As for your new question, again this is something quite famous called Euler's pentagonal number formula.

It is proved here:

http://www.math.uiuc.edu/~reznick/2690367.pdf
Oliver Bel
Regular poster

Post Number: 61
 Posted on Friday, 08 November, 2013 - 12:08 am:

What do you mean by equation 15? I can't find it on that page.
Daniel Fretwell
Veteran poster

Post Number: 2022
 Posted on Friday, 08 November, 2013 - 09:22 am:

Oh I sent the wrong link:

http://mathworld.wolfram.com/PartitionFunctionP.html
Oliver Bel
Regular poster

Post Number: 62
 Posted on Friday, 08 November, 2013 - 09:38 am:

But that recursion refers to the partition function Q, which is only concerned with the number of ways a number can be partitioned into distinct or odd parts, which the question isn't asking about.

I can only imagine I was expected to come up with $p(k) = p(k -1) + p(k - 2)- p(k - 5) - p(k - 7) + p(k - 12) + p(k - 15) - p(k - 22)...$ but I don't understand why it's true and I can't find a proof.
Daniel Fretwell
Veteran poster

Post Number: 2023
 Posted on Friday, 08 November, 2013 - 10:07 am:

Oh sorry, I didn't read the article properly.
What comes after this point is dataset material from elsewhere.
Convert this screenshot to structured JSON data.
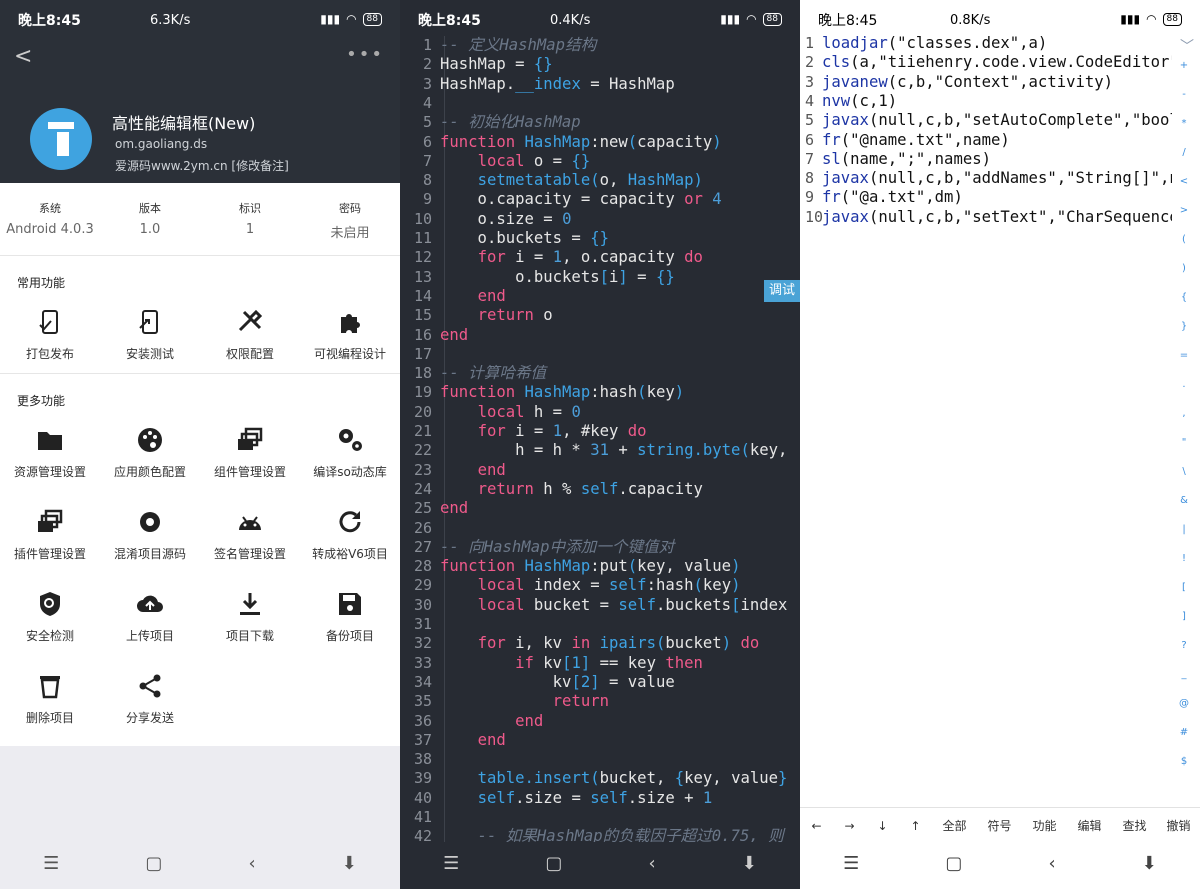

It is very hard to prove these recursions. I doubt the question is asking you to develop the entire theory behind Euler's pentagonal number theorem by yourself.

I can't find a simple recursion so I can only think that this part of the question is not meant to be easy/solvable either. Where did this question appear?
Oliver Bel
Regular poster

Post Number: 63
 Posted on Friday, 08 November, 2013 - 11:22 am:

It's from 'The Mathematical Olympiad Handbook' by Anthony Gardner.
Daniel Fretwell
Veteran poster

Post Number: 2032
 Posted on Thursday, 14 November, 2013 - 07:57 pm:

Read the paragraph under this problem, it discusses how tough the second problem is compared to the first.